Wim Pouw, Mark Dingemanse & Asli Özyürek
Gesture network analysis reveals structural properties of change in evolving languages in the lab
We introduce gesture network analysis (Pouw & Dixon, 2019) as a quantitative, reproducible, automatable method for understanding how communicative bodily expressions undergo structural changes during simulated language evolution.
Iterated learning paradigms have been used to understand the constraints of evolving communication systems (e.g., Motamedi, Schouwstra, Smith, Culbertson, & Kirby, 2019; Raviv, Meyer, & Lev-Ari, 2019; Sato, Schouwstra, Flaherty, & Kirby, 2019). Such experimental paradigms aim to simulate evolving language dynamics that naturally occur in larger populations and on longer time scales, e.g., the evolution of sign language over generations of users (e.g., de Vos and Nyst, 2018; Senghas, Kita, & Özyürek, 2004; Sandler, Aronoff, Meir & Padden, 2011).

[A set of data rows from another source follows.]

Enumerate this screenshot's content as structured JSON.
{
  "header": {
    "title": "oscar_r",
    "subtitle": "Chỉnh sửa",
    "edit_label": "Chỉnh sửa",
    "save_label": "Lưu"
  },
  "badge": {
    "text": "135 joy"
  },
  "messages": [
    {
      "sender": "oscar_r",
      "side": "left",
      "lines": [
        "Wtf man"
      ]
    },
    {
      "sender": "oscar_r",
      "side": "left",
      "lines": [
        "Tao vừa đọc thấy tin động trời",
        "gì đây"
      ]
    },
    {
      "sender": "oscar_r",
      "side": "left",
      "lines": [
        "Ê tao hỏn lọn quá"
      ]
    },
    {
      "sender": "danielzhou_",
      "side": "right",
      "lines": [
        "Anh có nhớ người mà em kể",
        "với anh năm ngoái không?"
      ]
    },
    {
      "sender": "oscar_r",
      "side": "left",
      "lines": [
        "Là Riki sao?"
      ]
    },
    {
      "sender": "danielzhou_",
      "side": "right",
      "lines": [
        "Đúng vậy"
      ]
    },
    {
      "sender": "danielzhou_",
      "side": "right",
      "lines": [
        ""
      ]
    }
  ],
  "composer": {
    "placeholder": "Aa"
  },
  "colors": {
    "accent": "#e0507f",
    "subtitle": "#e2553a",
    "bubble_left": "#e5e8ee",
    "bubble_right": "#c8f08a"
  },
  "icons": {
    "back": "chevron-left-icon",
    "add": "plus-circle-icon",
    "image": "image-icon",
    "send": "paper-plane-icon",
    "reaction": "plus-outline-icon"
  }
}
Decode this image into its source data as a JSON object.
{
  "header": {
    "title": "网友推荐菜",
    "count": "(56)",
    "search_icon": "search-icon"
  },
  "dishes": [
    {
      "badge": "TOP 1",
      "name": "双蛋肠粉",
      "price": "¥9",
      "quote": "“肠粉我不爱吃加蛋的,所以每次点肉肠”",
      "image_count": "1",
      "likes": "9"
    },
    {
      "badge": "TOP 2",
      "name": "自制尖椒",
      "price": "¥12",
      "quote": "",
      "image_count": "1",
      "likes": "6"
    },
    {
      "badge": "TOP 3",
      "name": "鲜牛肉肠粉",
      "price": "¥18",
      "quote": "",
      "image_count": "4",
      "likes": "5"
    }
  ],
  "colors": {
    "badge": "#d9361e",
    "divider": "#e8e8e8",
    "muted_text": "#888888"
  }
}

The promise of iterated learning paradigms is exemplified by experiment 1 of Motamedi et al. (2019), wherein pairs of participants learn to associate a set of concepts (e.g., hand-cuffs, prison etc.) with silent gestures. The first generation of participants learns these silent gestures from seed participants asked to spontaneously produce silent gestures for a set of concepts. After learning the gesture, the pair belonging to the first generation is asked to interact in a director-matcher task to solidify their gestures to be communicated to a next generation of participants. This procedure is repeated up to the 5th generation for 5 unique chains of participants. Systematicity, measured in terms of Shannon entropy of hand-coded gesture content, decreased over generations, indicating simpler gesture content being used as the communication system evolved.
Recently Pouw & Dixon (2019) have showcased the potential of combining time series analysis with network analysis so as to gain understanding how kinematics of different gestures interrelate in structural ways on the level of a gesture ensemble (a larger set of gestures). The method uses dynamic timewarping (e.g., Sato et al., 2019) to measure the kinematic similarity of gesture trajectories, and based on this, builds distance matrices in which each gesture is compared to each other gesture. It then uses network visualization and topology and complexity measures to probe structural properties of gesture networks.
We used gesture network analysis to reanalyze the data of Motamedi et al. )2019; experiment 1). We extracted kinematic positional data for both hands and the head with Openpose (Cao, Simon, Wei, & Sheikh, 2017) and performed dependent multivariate Dynamic Time Warping (Giorgino, 2009) on each gesture pair, retrieving a distance measure of how well the trajectory of each gesture matches the trajectory of another gesture. Then we constructed distance matrices for networks of gestures within a generation and probed whether the structure of these networks changed over the generations. Through hierarchical clustering analysis we find that gesture networks become less cluttered (i.e., agglomerative clustering coefficient increases, p = .012), suggesting that gestures become less similar to their nearest neighbors over the generations. Additionally, we find that Shannon entropy of the network connections go down, suggesting that the gestures kinematic relations become more similar to each other (p = .008), i.e., increases in systematicity.
Our analyses show how gestural kinematics evolve in structural ways in language evolution. As a fully automated, reproducible method, gesture network analysis can be scaled to very large datasets, supplementing hand-coded procedures. More importantly however, gesture network analysis provides new ways to show how structure may emerge within the interrelationships of communicative tokens. We will discuss further analyses in our presentation, as well as shortcomings and promising avenues of application. Shortcomings of the current analysis are that it will judge a gesture to be different from another gesture if the order of otherwise identical segments are reversed in another gesture. A human rater might judge such gesture phrases to be similar in form. Additionally, this analysis is only sensitive to changes in gesture form (kinematic trajectories), not content.